Transgenesis
An excavatory collection of poems tracing the connections between Jewish transfemininity, queer desire, and cultural histories.
Selected by Sean Hill for the National Poetry Series, this collection is a scrupulous chronicle of individual and cultural knowledge. In an exceptional debut, Ava Nathaniel Winter challenges our concepts of the beautiful and the sacred, delving not only into the historically marginalized, but also into the chilling subconscious of supremacy. “Let me be clear / from this beginning,” she writes, “What I mean by beauty / is a terror I have fled from / into language.”
Winter writes with a documentarian’s attention, a poet’s resonance. “I’m trying,” she admits, “to find language for what we do / to one another.” From Łódź, Poland, to predominantly white suburban America, from the space shared by queer lovers to antique cabinets filled with Nazi memorabilia, from Talmudic depictions of genderqueer rabbis to archival lynching photos, she regards the tender and the difficult with equal gravity, commemorates the fraught gift of survival.

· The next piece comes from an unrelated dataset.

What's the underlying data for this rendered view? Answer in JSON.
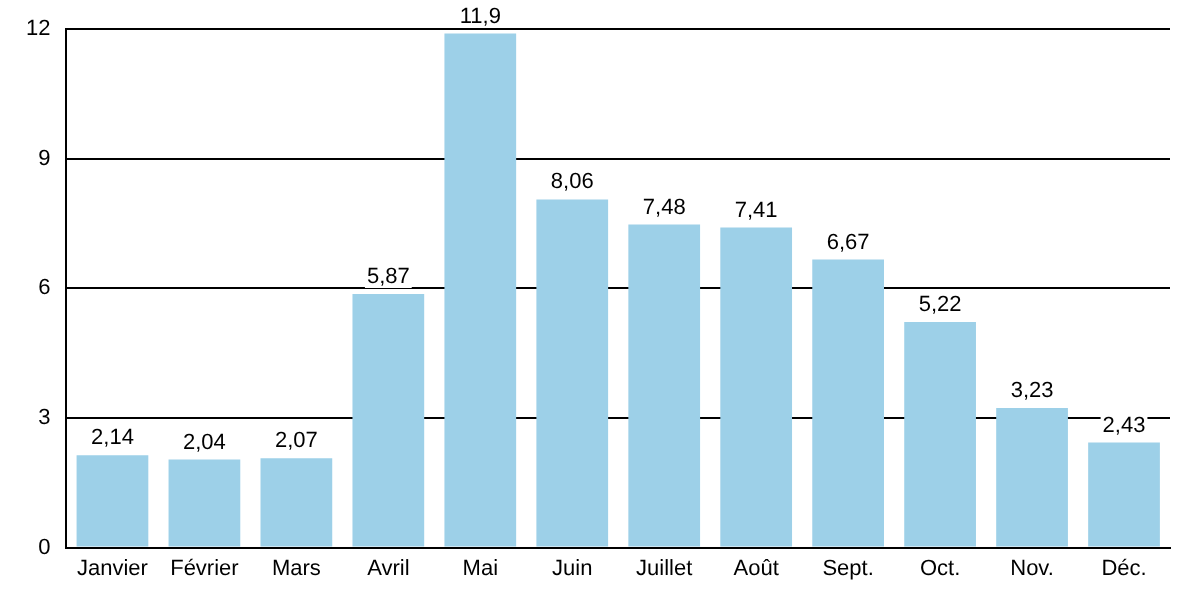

At the heart of this collection—despite its moments of profound darkness—is a new, hard-won holiness. The “earthy aroma of rye” calling up a mother’s baking, her mother’s, hers. Belief in a lover’s lavishing. A chosen future, one where we are “reader, sibling, sister.” If Transgenesis began in fear of beauty, where it lands is this: “turning at last / to face her.”
Ava Nathaniel Winter is the author of Transgenesis, selected by Sean Hill for the 2023 National Poetry Series, and the poetry chapbook Safe House. Her work has appeared in The Baffler, Beloit Poetry Journal, Poetry International, Room, TriQuarterly, and elsewhere. She served as a Stadler Fellow at Bucknell University and received an Individual Excellence Award from the Ohio Arts Council. Winter holds an MFA from the Ohio State University and a PhD from the University of Nebraska–Lincoln, where she teaches in the Department of English and the Women’s and Gender Studies Program.